The anti-war movement faces its biggest challenge yet — politics
Four weeks after Democrats rode a wave of anti-war discontent to gain control of the US House and Senate, only four protestors show up to the weekly “Bridges for Peace” demonstration on the Casco Bay Bridge. Bundled in heavy coats, knit caps, and thick gloves, they stand in a line on the South Portland side holding signs to “End the Occupation” and “Stop Funding the Oil Wars.” Cars and trucks serenade them with honks. One twenty-something beefcake leans out of his passenger window and screams “Scum!” So goes another Sunday afternoon at the vigil, which has gone on every week since the fall of 2002. But despite the four years these activists have had to hone their vision for peace, none of them agree on exactly how the country should get out of Iraq, what “immediate withdrawal” means temporally, or how to contain what we’ll leave behind. It’s never been their job to confront the devil in those details.
THE FEW, THE CHILLY: Congress Square protesters.
“The only hope we have now is the Democrats will actually chair committees,” says Andy, a 49-year-old activist from South Portland who declines to give his last name because he works for the government. He’s wearing a navy blue visor and “Impeach Bush” and “Kucinich Means Courage” buttons. The freezing noontime air has turned his nose pink. “What they do with that, who knows? My hope is that they’ll come out with a clear message. You’ve got a lot of big, intelligent people — former generals, former CIA people, folks that are clearly much more informed as to what’s needed, more than people like me.”

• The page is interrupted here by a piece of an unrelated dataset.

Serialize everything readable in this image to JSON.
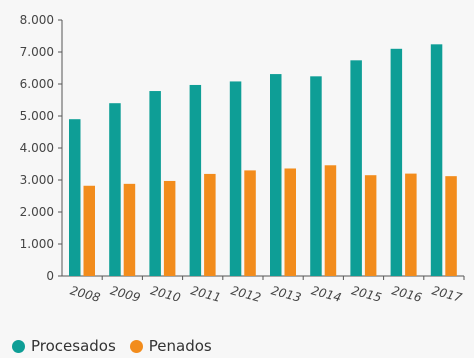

A station wagon honks as it passes him.
“I don’t have a clue what’s needed.”
Everybody’s talking about
But the time has come for activists like Andy to find a clue. November 7, election day, couldn’t have been more important for any other anti-Bushie group than the anti-war movement, which earned a nationwide pat on the back when American voters turned en masse to Democrats who had successfully linked the Bush administration with the bloody nightmare that is the war in Iraq. Democrats gained 31 seats to snag the majority in the US House of Representatives and six seats for control over the US Senate. It is the first time since 1994 that the Dems have had control of both branches of Congress. The dissing of the Republicans reveals, as Boston Globe columnist Scott Lehigh wrote on November 8, that “the country has concluded [Bush] made a huge mistake in going to war.” (It also led to the resignation of defense secretary Donald Rumsfeld the day after the election. Rumsfeld’s replacement, Robert Gates, was confirmed by the Senate on December 6; so far, he seems like less of a war hawk than Rumsfeld.)
But everything sweet comes at a price. The anti-war movement must now sharpen its goals to a point if it plans to play any significant role in what happens to American soldiers in Iraq. As Congress takes its holiday break, what to do with Iraq is the topic of every major news debate on television, some politician’s new withdrawal plan is on the front page of national newspapers almost every day, and the president has finally admitted publicly that we are losing the war.